Chapter 2 addresses strategic uncertainty in repeated public goods games. Strategic uncertainty, commonly addressed in game theory through the concept of risk dominance, has recently been modeled in the setting of infinitely repeated prisoner’s dilemmas by Blonski et al., 2011 and Blonski and Spagnolo, 2015. I argue that this approach may be used to study international environmental agreements, modeled as repeated public goods games beginning with Barrett, 1994. I extend risk dominance to repeated public goods games through two assumptions: that countries might punish all other players or a subset of them, and that conjectures about each player’s probability of cooperating are updated in each period. Applying this solution concept to a model of climate change abatement with quadratic costs, which represents the decisionsabout individually determined national contributions that parties to the Paris Agreement make, suggests policy implications: Insisting on a consensus approach may result in emissions reduction that increase at a very low rate, but focusing on cooperation within small groups of countries that increase in numbers as trust is built up can improve the ramping up of abatement activities.
Chapter 3, coauthored with Kristian Lopez-Vargas, is concerned with auction design. We analyze three proposed formats of a reverse auction in which the buyer has access to signals of each seller’s cost. This auction is a multi-unit, pay-as-bid procurement auction with one buyer and N sellers, and the three formats are intended to use the signals to reduce the offer amounts. These designs are proposed as alternatives for the auctions of the Conservation Reserve Program (CRP) in the companion paper Cramton et al., 2019, which studies them using a laboratory experiment. We use analytical and numerical methods to characterize equilibrium predictions for each format, beginning with an analysis of the simple pay-as-bid format which has a closed-form solution.
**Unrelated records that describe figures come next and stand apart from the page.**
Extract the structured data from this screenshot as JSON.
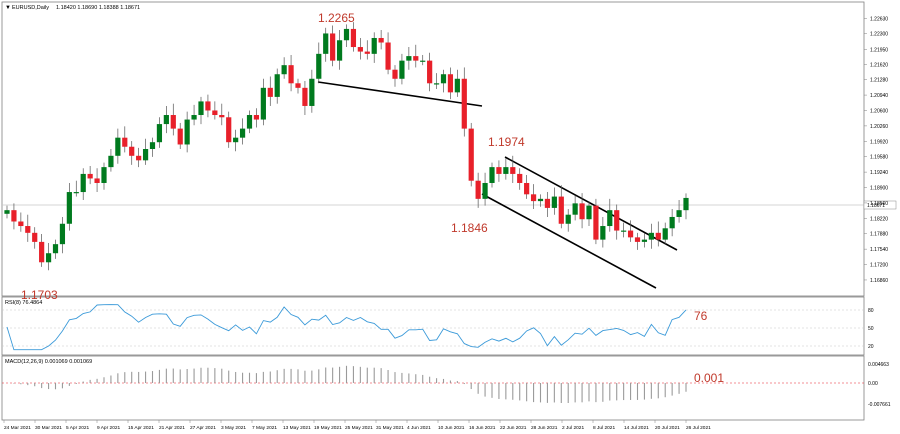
{
  "symbol_label": "EURUSD,Daily",
  "ohlc_readout": "1.18420 1.18690 1.18388 1.18671",
  "rsi_label": "RSI(8) 76.4864",
  "macd_label": "MACD(12,26,9) 0.001069 0.001069",
  "colors": {
    "bull": "#007a1e",
    "bear": "#e8202a",
    "annotation": "#c0392b",
    "line": "#3b9ad9",
    "signal": "#e8202a",
    "grid": "#c8c8c8"
  },
  "chart_data": [
    {
      "type": "candlestick",
      "price_axis": {
        "ylim": [
          1.1655,
          1.2295
        ],
        "ticks": [
          "1.22970",
          "1.22630",
          "1.22300",
          "1.21950",
          "1.21620",
          "1.21280",
          "1.20940",
          "1.20600",
          "1.20260",
          "1.19920",
          "1.19580",
          "1.19240",
          "1.18900",
          "1.18560",
          "1.18220",
          "1.17880",
          "1.17540",
          "1.17200",
          "1.16860",
          "1.16520"
        ]
      },
      "current_price_label": "1.18671",
      "date_labels": [
        "24 Mar 2021",
        "30 Mar 2021",
        "5 Apr 2021",
        "9 Apr 2021",
        "15 Apr 2021",
        "21 Apr 2021",
        "27 Apr 2021",
        "3 May 2021",
        "7 May 2021",
        "13 May 2021",
        "19 May 2021",
        "25 May 2021",
        "31 May 2021",
        "4 Jun 2021",
        "10 Jun 2021",
        "16 Jun 2021",
        "22 Jun 2021",
        "28 Jun 2021",
        "2 Jul 2021",
        "8 Jul 2021",
        "14 Jul 2021",
        "20 Jul 2021",
        "26 Jul 2021"
      ],
      "annotations": [
        "1.2265",
        "1.1974",
        "1.1846",
        "1.1703"
      ],
      "closes": [
        1.184,
        1.1815,
        1.1805,
        1.179,
        1.177,
        1.1725,
        1.1745,
        1.1765,
        1.181,
        1.188,
        1.188,
        1.192,
        1.191,
        1.19,
        1.1935,
        1.196,
        1.2,
        1.198,
        1.196,
        1.195,
        1.1975,
        1.199,
        1.203,
        1.205,
        1.202,
        1.1985,
        1.204,
        1.205,
        1.208,
        1.206,
        1.205,
        1.2045,
        1.199,
        1.2,
        1.202,
        1.205,
        1.204,
        1.211,
        1.209,
        1.214,
        1.216,
        1.212,
        1.211,
        1.207,
        1.213,
        1.2185,
        1.223,
        1.217,
        1.2215,
        1.224,
        1.22,
        1.219,
        1.2185,
        1.222,
        1.221,
        1.215,
        1.213,
        1.217,
        1.218,
        1.217,
        1.217,
        1.212,
        1.212,
        1.214,
        1.21,
        1.213,
        1.202,
        1.1905,
        1.1865,
        1.19,
        1.1935,
        1.192,
        1.1935,
        1.192,
        1.19,
        1.1875,
        1.186,
        1.1865,
        1.1845,
        1.187,
        1.181,
        1.183,
        1.1855,
        1.182,
        1.185,
        1.1775,
        1.1805,
        1.184,
        1.1795,
        1.1795,
        1.178,
        1.177,
        1.1775,
        1.179,
        1.1775,
        1.18,
        1.1825,
        1.184,
        1.1867
      ],
      "rsi": {
        "ylim": [
          0,
          100
        ],
        "levels": [
          "80",
          "50",
          "20"
        ],
        "annotation": "76"
      },
      "macd": {
        "annotation": "0.001",
        "ticks": [
          "0.004663",
          "0.00",
          "-0.007661"
        ]
      }
    }
  ]
}
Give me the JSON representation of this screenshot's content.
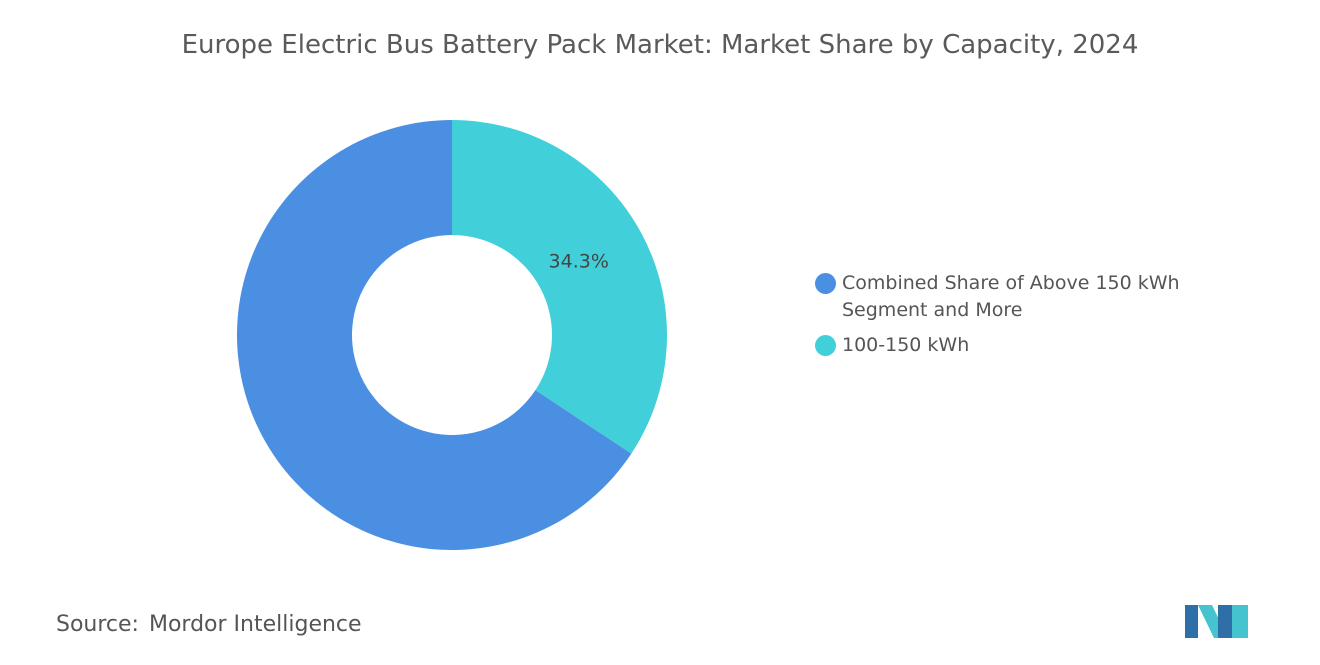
{
  "chart_data": {
    "type": "donut",
    "title": "Europe Electric Bus Battery Pack Market: Market Share by Capacity, 2024",
    "categories": [
      "Combined Share of Above 150 kWh Segment and More",
      "100-150 kWh"
    ],
    "values": [
      65.7,
      34.3
    ],
    "value_labels": [
      null,
      "34.3%"
    ],
    "colors": [
      "#4a8fe2",
      "#41d0da"
    ],
    "legend": "right"
  },
  "source": {
    "label": "Source:",
    "name": "Mordor Intelligence"
  }
}
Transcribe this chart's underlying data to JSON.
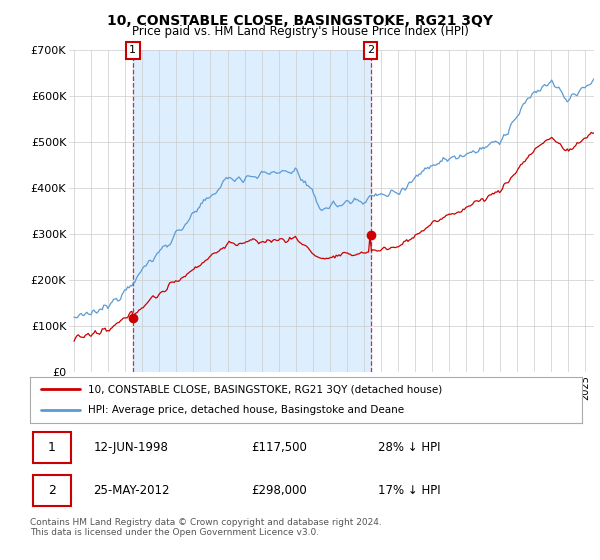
{
  "title": "10, CONSTABLE CLOSE, BASINGSTOKE, RG21 3QY",
  "subtitle": "Price paid vs. HM Land Registry's House Price Index (HPI)",
  "legend_line1": "10, CONSTABLE CLOSE, BASINGSTOKE, RG21 3QY (detached house)",
  "legend_line2": "HPI: Average price, detached house, Basingstoke and Deane",
  "table_rows": [
    {
      "num": "1",
      "date": "12-JUN-1998",
      "price": "£117,500",
      "pct": "28% ↓ HPI"
    },
    {
      "num": "2",
      "date": "25-MAY-2012",
      "price": "£298,000",
      "pct": "17% ↓ HPI"
    }
  ],
  "footnote": "Contains HM Land Registry data © Crown copyright and database right 2024.\nThis data is licensed under the Open Government Licence v3.0.",
  "sale_prices": [
    117500,
    298000
  ],
  "sale_year1": 1998.44,
  "sale_year2": 2012.39,
  "ylim": [
    0,
    700000
  ],
  "yticks": [
    0,
    100000,
    200000,
    300000,
    400000,
    500000,
    600000,
    700000
  ],
  "ytick_labels": [
    "£0",
    "£100K",
    "£200K",
    "£300K",
    "£400K",
    "£500K",
    "£600K",
    "£700K"
  ],
  "red_color": "#cc0000",
  "blue_color": "#5b9bd5",
  "shade_color": "#ddeeff",
  "grid_color": "#cccccc",
  "xmin": 1995.0,
  "xmax": 2025.5,
  "n_points": 370
}
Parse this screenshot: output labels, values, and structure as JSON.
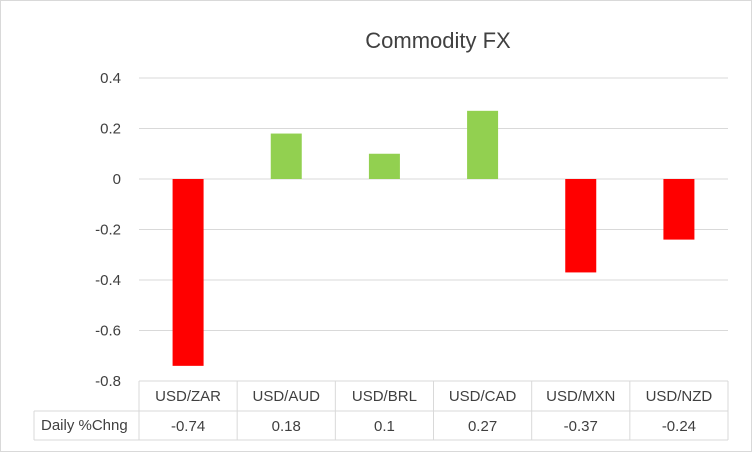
{
  "chart_data": {
    "type": "bar",
    "title": "Commodity FX",
    "categories": [
      "USD/ZAR",
      "USD/AUD",
      "USD/BRL",
      "USD/CAD",
      "USD/MXN",
      "USD/NZD"
    ],
    "series": [
      {
        "name": "Daily %Chng",
        "values": [
          -0.74,
          0.18,
          0.1,
          0.27,
          -0.37,
          -0.24
        ]
      }
    ],
    "table_values": [
      "-0.74",
      "0.18",
      "0.1",
      "0.27",
      "-0.37",
      "-0.24"
    ],
    "ylim": [
      -0.8,
      0.4
    ],
    "yticks": [
      "0.4",
      "0.2",
      "0",
      "-0.2",
      "-0.4",
      "-0.6",
      "-0.8"
    ],
    "grid": true,
    "data_table": true,
    "colors": {
      "positive": "#92d050",
      "negative": "#ff0000",
      "grid": "#d9d9d9",
      "text": "#404040"
    }
  }
}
We then study a format with individual price-caps, where we study the impact of varyingthe price cap’s tightness. Last, we consider two alternative formats that rank offers using scores computed from reference prices, which are determined either exogenously, using the bidder’s cost estimate, or endogenously, using the offers of bidders with similar cost estimates. We find that the scoring format that uses exogenous references prices is effective at reducing rents without limiting participation, but that endogenous reference prices lead to bidders coordinating on a high price.